Vin + Omi creates fashion collection from Prince Charles' stinging nettles

Nettles taken from Prince Charles' Highgrove estate were transformed into a collection of garments by sustainable design duo Vin + Omi, for a London Fashion Week show.

The fashion collection was showcased as part of Vin + Omi's Sting project, which has seen the duo develop 20 textiles and processes using stinging nettles since 2004.

"You can screw each other but stop fucking the planet; Screw yourselves but stop fucking the planet," said a voiceover, which was played just before models walked onto the catwalk for Vin + Omi's Spring 2020 show.

"When we first met Prince Charles, we discussed the research we were doing with UK plants; nettle, cow parsley, chestnuts, mushrooms and many others," the duo explained.

"He suggested that we take the large amount of nettle that he strims annually, and experiment further, so we did," they added.

With the help of Oxford Brookes university students – under the supervision of head gardener Debs Goodenough – thousands of nettles were gathered from Prince Charles' gardens at Highgrove, located near Tetbury in Gloucestershire, England.

Vin + Omi employed the traditional method of making woven material from nettles, which involves stripping the nettles of their leaves, rhetting them on grass - exposing the material to moisture to induce partial rotting – and then separating the fibre.

The duo developed a new eco-friendly method of processing the fibre, by way of "mercerisation", which gently strips the nettle of its browny green hue, lightening the fibres to a cream colour.

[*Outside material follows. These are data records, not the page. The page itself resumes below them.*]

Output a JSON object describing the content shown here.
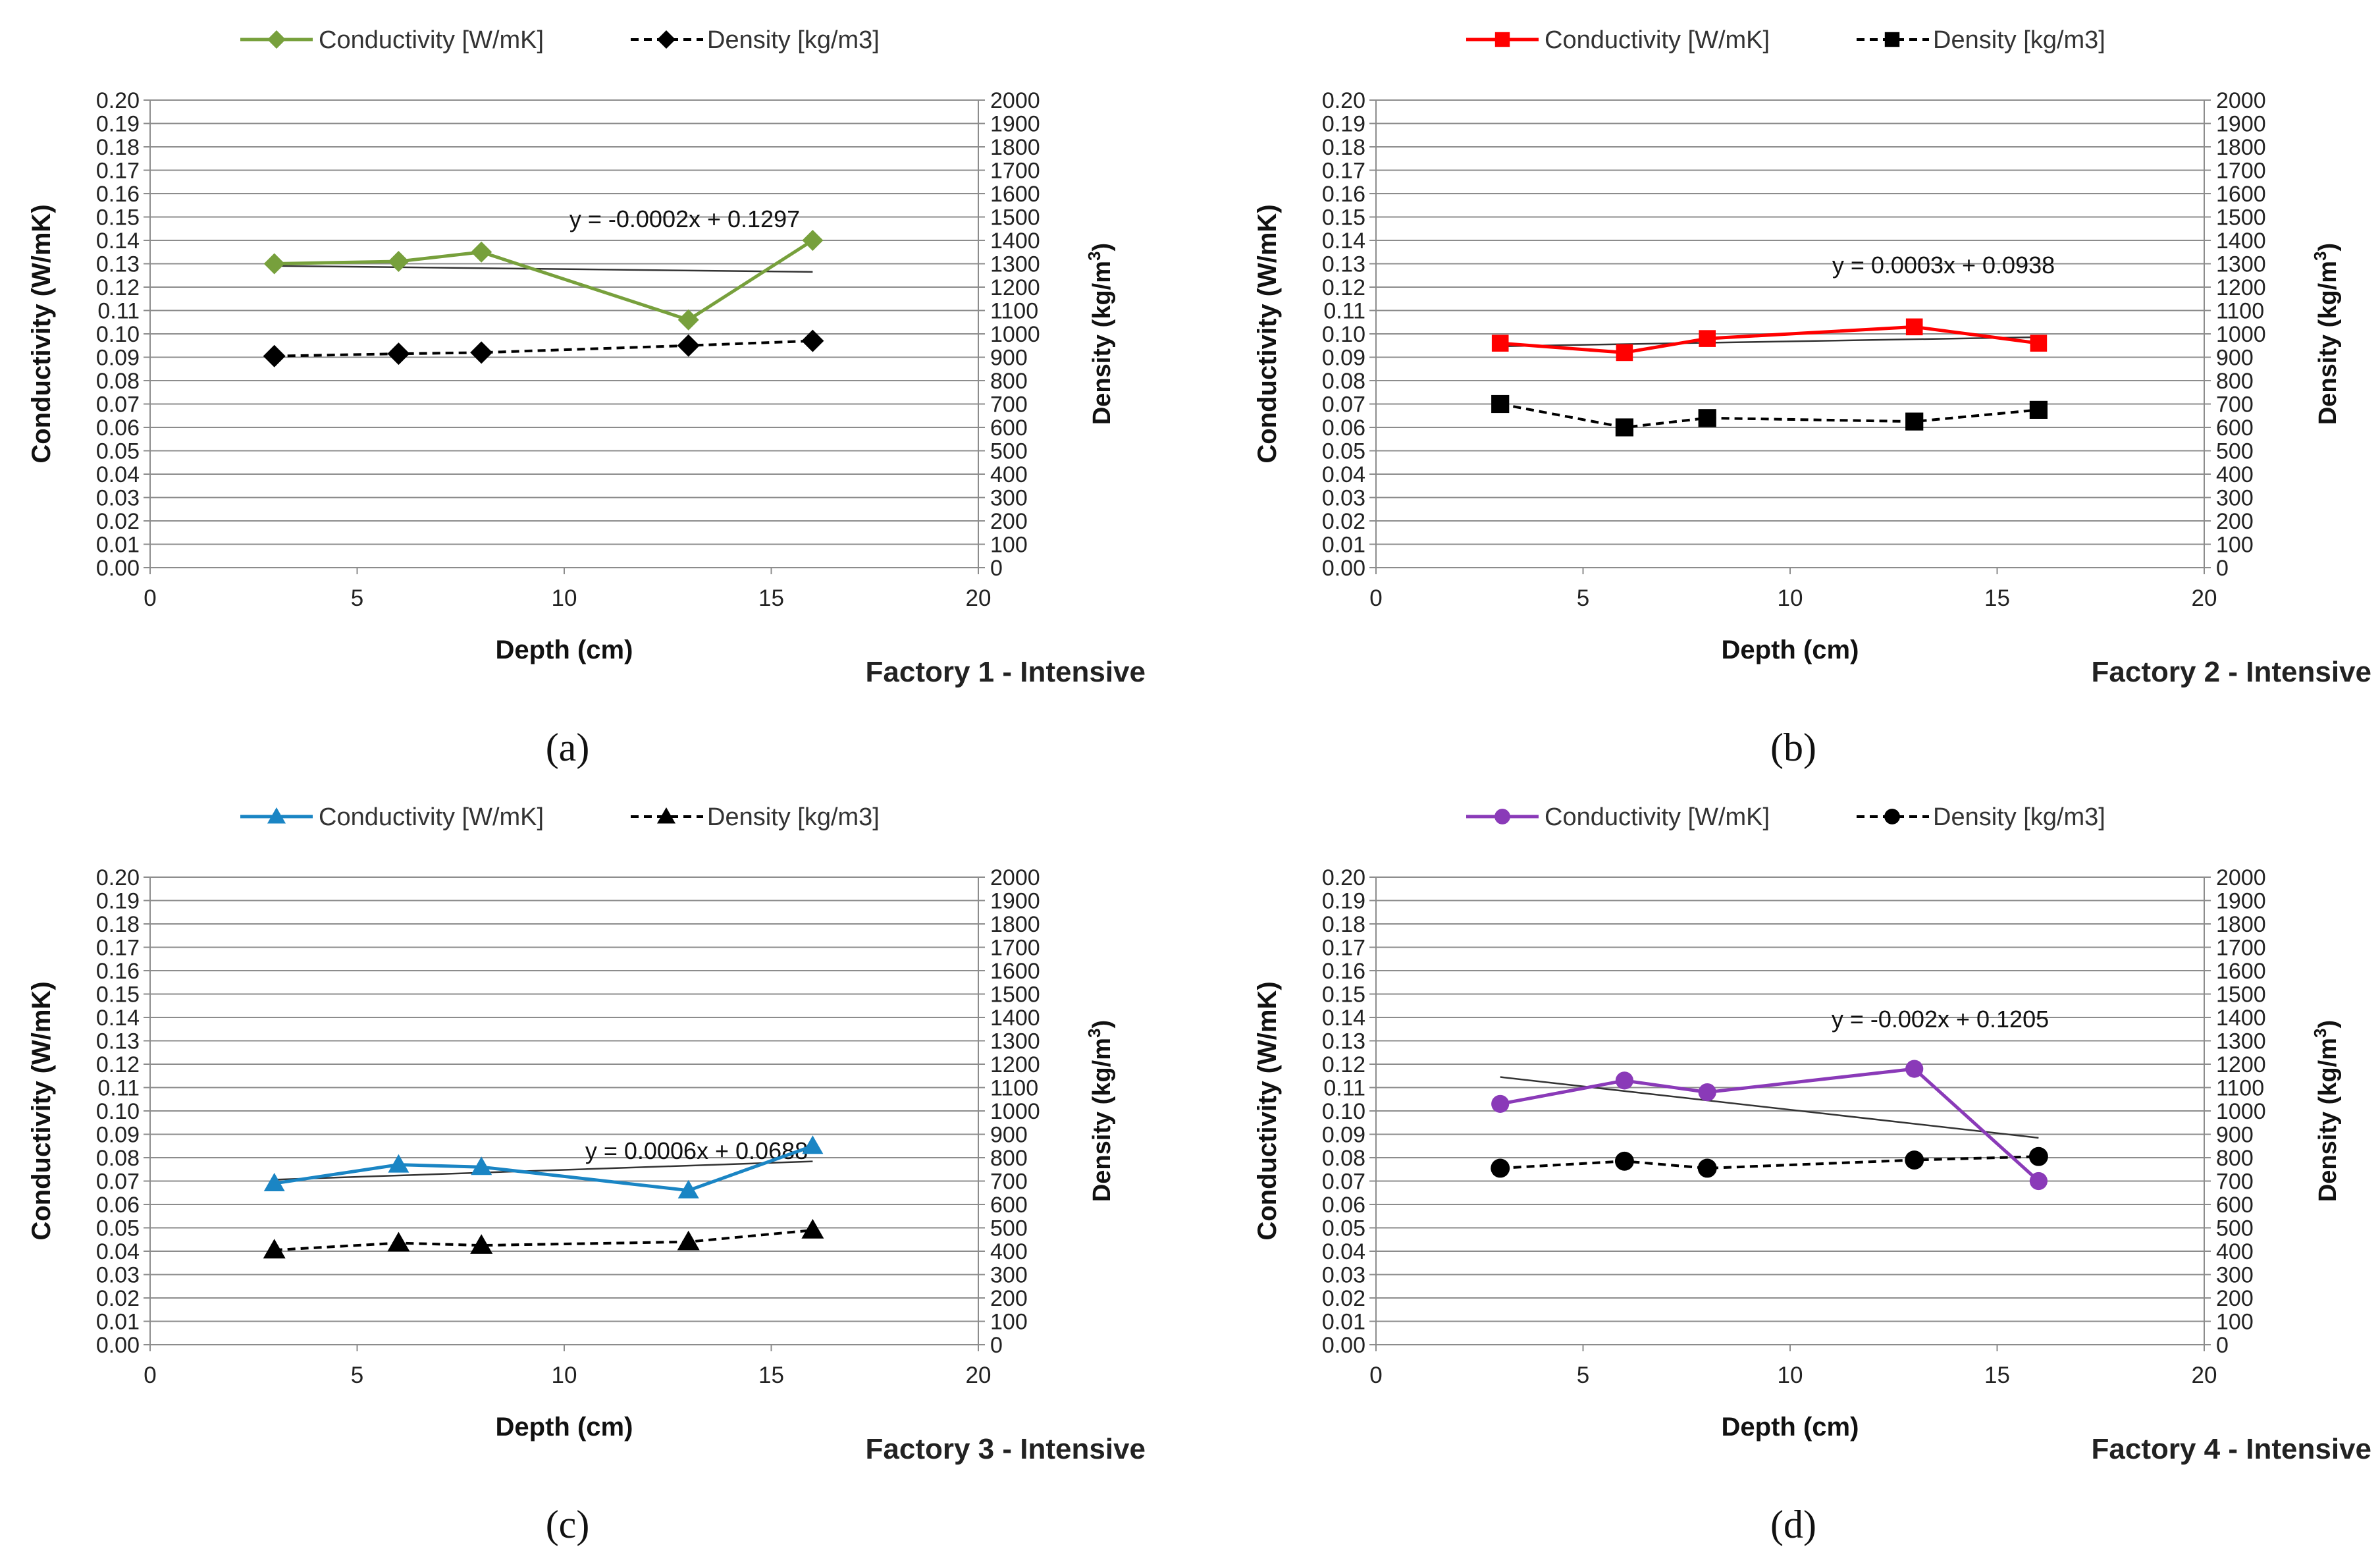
{
  "chart_data": [
    {
      "type": "line",
      "panel_label": "(a)",
      "factory_label": "Factory 1 - Intensive",
      "xlabel": "Depth (cm)",
      "ylabel": "Conductivity (W/mK)",
      "y2label": "Density (kg/m3)",
      "xlim": [
        0,
        20
      ],
      "ylim": [
        0,
        0.2
      ],
      "y2lim": [
        0,
        2000
      ],
      "x_ticks": [
        "0",
        "5",
        "10",
        "15",
        "20"
      ],
      "y_ticks": [
        "0.00",
        "0.01",
        "0.02",
        "0.03",
        "0.04",
        "0.05",
        "0.06",
        "0.07",
        "0.08",
        "0.09",
        "0.10",
        "0.11",
        "0.12",
        "0.13",
        "0.14",
        "0.15",
        "0.16",
        "0.17",
        "0.18",
        "0.19",
        "0.20"
      ],
      "y2_ticks": [
        "0",
        "100",
        "200",
        "300",
        "400",
        "500",
        "600",
        "700",
        "800",
        "900",
        "1000",
        "1100",
        "1200",
        "1300",
        "1400",
        "1500",
        "1600",
        "1700",
        "1800",
        "1900",
        "2000"
      ],
      "marker": "diamond",
      "color": "#77a03c",
      "x": [
        3,
        6,
        8,
        13,
        16
      ],
      "series": [
        {
          "name": "Conductivity [W/mK]",
          "axis": "left",
          "values": [
            0.13,
            0.131,
            0.135,
            0.106,
            0.14
          ]
        },
        {
          "name": "Density [kg/m3]",
          "axis": "right",
          "values": [
            905,
            915,
            920,
            950,
            970
          ]
        }
      ],
      "trendline": {
        "equation": "y = -0.0002x + 0.1297",
        "slope": -0.0002,
        "intercept": 0.1297,
        "x_range": [
          3,
          16
        ]
      }
    },
    {
      "type": "line",
      "panel_label": "(b)",
      "factory_label": "Factory 2 - Intensive",
      "xlabel": "Depth (cm)",
      "ylabel": "Conductivity (W/mK)",
      "y2label": "Density (kg/m3)",
      "xlim": [
        0,
        20
      ],
      "ylim": [
        0,
        0.2
      ],
      "y2lim": [
        0,
        2000
      ],
      "x_ticks": [
        "0",
        "5",
        "10",
        "15",
        "20"
      ],
      "y_ticks": [
        "0.00",
        "0.01",
        "0.02",
        "0.03",
        "0.04",
        "0.05",
        "0.06",
        "0.07",
        "0.08",
        "0.09",
        "0.10",
        "0.11",
        "0.12",
        "0.13",
        "0.14",
        "0.15",
        "0.16",
        "0.17",
        "0.18",
        "0.19",
        "0.20"
      ],
      "y2_ticks": [
        "0",
        "100",
        "200",
        "300",
        "400",
        "500",
        "600",
        "700",
        "800",
        "900",
        "1000",
        "1100",
        "1200",
        "1300",
        "1400",
        "1500",
        "1600",
        "1700",
        "1800",
        "1900",
        "2000"
      ],
      "marker": "square",
      "color": "#ff0000",
      "x": [
        3,
        6,
        8,
        13,
        16
      ],
      "series": [
        {
          "name": "Conductivity [W/mK]",
          "axis": "left",
          "values": [
            0.096,
            0.092,
            0.098,
            0.103,
            0.096
          ]
        },
        {
          "name": "Density [kg/m3]",
          "axis": "right",
          "values": [
            700,
            600,
            640,
            625,
            675
          ]
        }
      ],
      "trendline": {
        "equation": "y = 0.0003x + 0.0938",
        "slope": 0.0003,
        "intercept": 0.0938,
        "x_range": [
          3,
          16
        ]
      }
    },
    {
      "type": "line",
      "panel_label": "(c)",
      "factory_label": "Factory 3 - Intensive",
      "xlabel": "Depth (cm)",
      "ylabel": "Conductivity (W/mK)",
      "y2label": "Density (kg/m3)",
      "xlim": [
        0,
        20
      ],
      "ylim": [
        0,
        0.2
      ],
      "y2lim": [
        0,
        2000
      ],
      "x_ticks": [
        "0",
        "5",
        "10",
        "15",
        "20"
      ],
      "y_ticks": [
        "0.00",
        "0.01",
        "0.02",
        "0.03",
        "0.04",
        "0.05",
        "0.06",
        "0.07",
        "0.08",
        "0.09",
        "0.10",
        "0.11",
        "0.12",
        "0.13",
        "0.14",
        "0.15",
        "0.16",
        "0.17",
        "0.18",
        "0.19",
        "0.20"
      ],
      "y2_ticks": [
        "0",
        "100",
        "200",
        "300",
        "400",
        "500",
        "600",
        "700",
        "800",
        "900",
        "1000",
        "1100",
        "1200",
        "1300",
        "1400",
        "1500",
        "1600",
        "1700",
        "1800",
        "1900",
        "2000"
      ],
      "marker": "triangle",
      "color": "#1a85c4",
      "x": [
        3,
        6,
        8,
        13,
        16
      ],
      "series": [
        {
          "name": "Conductivity [W/mK]",
          "axis": "left",
          "values": [
            0.069,
            0.077,
            0.076,
            0.066,
            0.085
          ]
        },
        {
          "name": "Density [kg/m3]",
          "axis": "right",
          "values": [
            405,
            435,
            425,
            440,
            490
          ]
        }
      ],
      "trendline": {
        "equation": "y = 0.0006x + 0.0688",
        "slope": 0.0006,
        "intercept": 0.0688,
        "x_range": [
          3,
          16
        ]
      }
    },
    {
      "type": "line",
      "panel_label": "(d)",
      "factory_label": "Factory 4 - Intensive",
      "xlabel": "Depth (cm)",
      "ylabel": "Conductivity (W/mK)",
      "y2label": "Density (kg/m3)",
      "xlim": [
        0,
        20
      ],
      "ylim": [
        0,
        0.2
      ],
      "y2lim": [
        0,
        2000
      ],
      "x_ticks": [
        "0",
        "5",
        "10",
        "15",
        "20"
      ],
      "y_ticks": [
        "0.00",
        "0.01",
        "0.02",
        "0.03",
        "0.04",
        "0.05",
        "0.06",
        "0.07",
        "0.08",
        "0.09",
        "0.10",
        "0.11",
        "0.12",
        "0.13",
        "0.14",
        "0.15",
        "0.16",
        "0.17",
        "0.18",
        "0.19",
        "0.20"
      ],
      "y2_ticks": [
        "0",
        "100",
        "200",
        "300",
        "400",
        "500",
        "600",
        "700",
        "800",
        "900",
        "1000",
        "1100",
        "1200",
        "1300",
        "1400",
        "1500",
        "1600",
        "1700",
        "1800",
        "1900",
        "2000"
      ],
      "marker": "circle",
      "color": "#8a3ab8",
      "x": [
        3,
        6,
        8,
        13,
        16
      ],
      "series": [
        {
          "name": "Conductivity [W/mK]",
          "axis": "left",
          "values": [
            0.103,
            0.113,
            0.108,
            0.118,
            0.07
          ]
        },
        {
          "name": "Density [kg/m3]",
          "axis": "right",
          "values": [
            755,
            785,
            755,
            790,
            805
          ]
        }
      ],
      "trendline": {
        "equation": "y = -0.002x + 0.1205",
        "slope": -0.002,
        "intercept": 0.1205,
        "x_range": [
          3,
          16
        ]
      }
    }
  ]
}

These cream fibres were then woven, part felted and appliquéd to achieve an array of effects within the fashion collection.

"The nettle material is, in essence, just plant material and will decompose in the same way as any plant," the designers explained. "It requires minimal processing to turn it into the fabric."

A new type of natural, biodegradable glue was also developed to help the fibres bond, and includes pectin as one of the ingredients.

While a series of fluffy, cream nettle garments were left un-dyed, others were coloured with natural plant dyes including woad, which dyes the clothes blue, and maddow, which makes them red.

Some garments featured patchwork pieces of material attached to them, which were emblazoned with symbols and slogans about climate change including "stop fucking the planet", "thought is the new religion" and "planet rewind".

Eight of the garments were made from pure nettle, while four pieces were made from a mixture of nettle and alpaca wool.

The studio also made garments by repurposing denim clothing, and used recycled paint-tubes sourced from art brand Daler Rowney to make some of the bold-printed clothes.

Other materials included sustainable, organic and ethical latex sourced from Vin + Omi's own plantation in Malaysia, and organic linen from their own eco-flax crop.

Models also wore shoes made from a combination of damaged training shoes and shoes that were destined for landfill  – each shoe was made up of up to four or five shoes combined.

Vin + Omi are not the first designers to use plant materials for garments. Tech-based clothing startup Vollebak made a T-shirt entirely from wood pulp and algae, which breaks down in soil or in a composter within three months.

The white tee features a block green print on the front, which has been created entirely from algae grown in bioreactors in a process that turns the aquatic plant into a printable ink.